There are three types of mites that rabbits can be commonly infested with; Cheyletiella parasitivorax “Walking Dandruff”, Psoroptes cuniculi “ear mites” and Neotrombicula autumnalis “harvest mite”.
Cheyletiella is known as the “walking dandruff” due to the appearance of thick flaky skin, usually from the nape of the neck, down the spine and around the base of the tail.
Tufts of fur may come away easily, and in the most extreme cases the rabbit may start to self traumatise. The bite marks of these mites appear in clusters of three.
Contact your vet for appropriate medication to treat the mites and ensure that you conduct a deep clean of your rabbit’s environment, including removing all bedding and hay.
When rabbits become infested with ear mites the ear will weep a serum which dries to a brown crust, resulting from the ear mites irritating the ear canal.

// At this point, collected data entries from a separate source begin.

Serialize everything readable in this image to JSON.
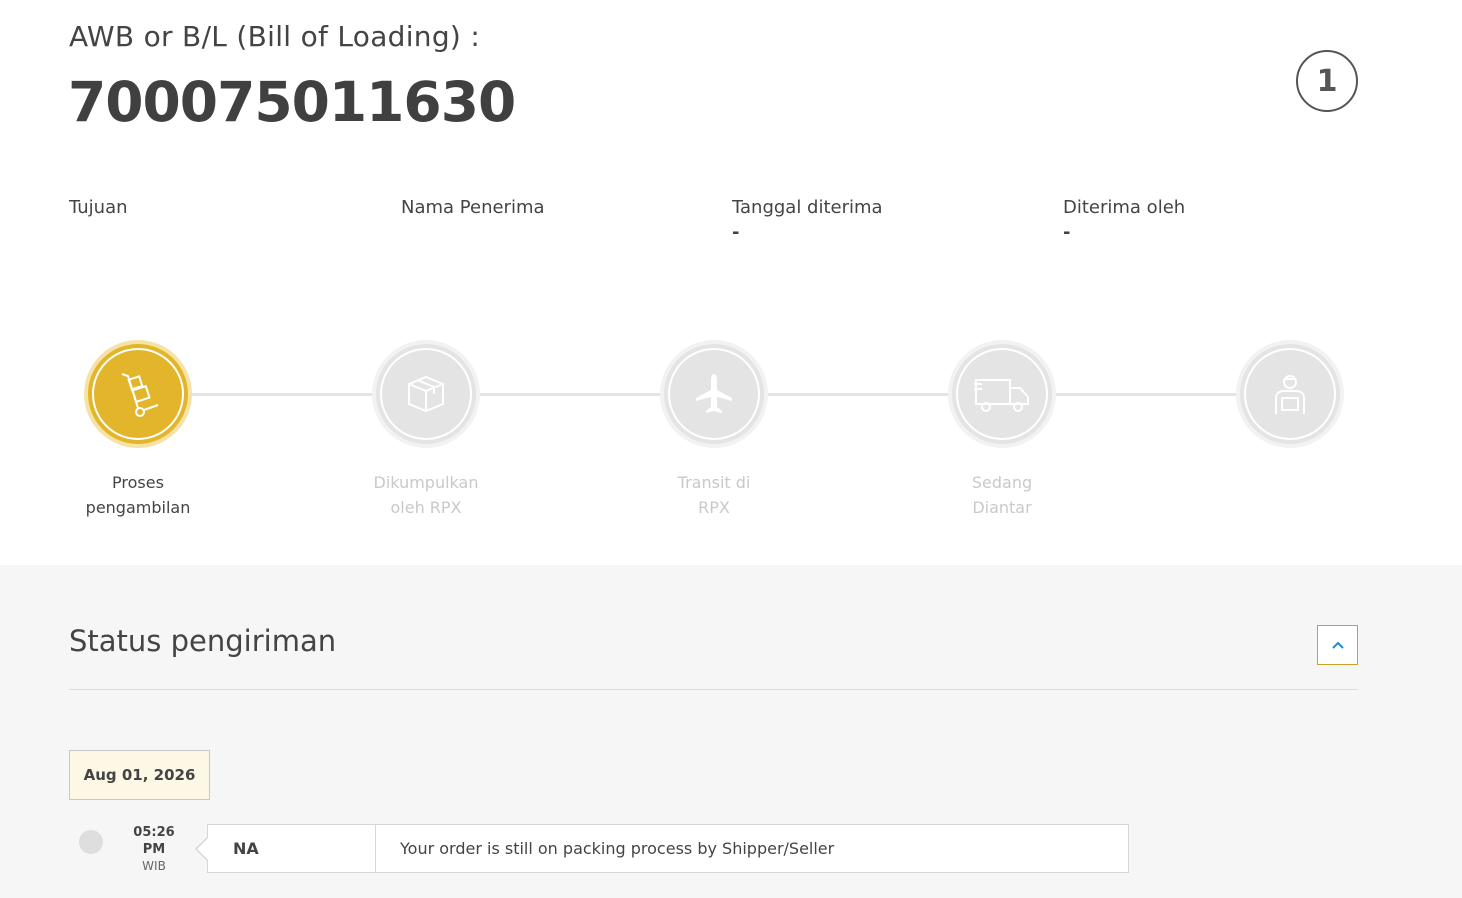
{
  "awb": {
    "label": "AWB or B/L (Bill of Loading) :",
    "number": "700075011630",
    "count": "1"
  },
  "info": [
    {
      "label": "Tujuan",
      "value": ""
    },
    {
      "label": "Nama Penerima",
      "value": ""
    },
    {
      "label": "Tanggal diterima",
      "value": "-"
    },
    {
      "label": "Diterima oleh",
      "value": "-"
    }
  ],
  "steps": [
    {
      "label_line1": "Proses",
      "label_line2": "pengambilan",
      "icon": "hand-truck-icon",
      "active": true
    },
    {
      "label_line1": "Dikumpulkan",
      "label_line2": "oleh RPX",
      "icon": "package-box-icon",
      "active": false
    },
    {
      "label_line1": "Transit di",
      "label_line2": "RPX",
      "icon": "airplane-icon",
      "active": false
    },
    {
      "label_line1": "Sedang",
      "label_line2": "Diantar",
      "icon": "delivery-truck-icon",
      "active": false
    },
    {
      "label_line1": "",
      "label_line2": "",
      "icon": "courier-icon",
      "active": false
    }
  ],
  "status": {
    "title": "Status pengiriman",
    "collapse_icon": "chevron-up-icon",
    "date": "Aug 01, 2026",
    "events": [
      {
        "time": "05:26",
        "ampm": "PM",
        "tz": "WIB",
        "location": "NA",
        "description": "Your order is still on packing process by Shipper/Seller"
      }
    ]
  },
  "colors": {
    "accent": "#e3b52a",
    "inactive": "#e4e4e4",
    "chevron": "#1a8fd6"
  }
}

Severe cases of ear mites can even destroy parts of the rabbit’s ear canal.
Any initial signs of ear mites may be noticed in excessive scratching of the ears and tilting of the head, when they are more advanced they can be seen with the naked eye and have a salt and pepper appearance.
Never attempt to pick off the crusts within the ears, as this will be extremely painful for the rabbit.
Ear mites are very contagious and can spread through contact, so it’s essential you check all your rabbits.
Secondary bacterial infections within the ear are not uncommon and can lead to Vestibular Disease (disease of the neurological system).
If your rabbits have ear mites seek veterinary assistance. Medical treatment will be required and any chance of secondary infections eliminated.
This mite is orange/ red in colour and will be visible to the naked eye. It is believed this mite occurs most with outdoor rabbits and is also found in hay and straw.
This mite irritates the skin and veterinary treatment will need to be sought to help clear the infestation.
It is important to remember that Myxomatosis and VHD is spread from rabbit to rabbit through blood sucking insects. So it’s important to be vigilant and ensure that you are aware of what mite infestations look like and take immediate action should you notice an infection.
All of the above mentioned mites are surface dwelling and are not burrowing mites. In fact burrowing mites are uncommonly found in rabbits.
If you have any concerns contact a rabbit savvy vet immediately.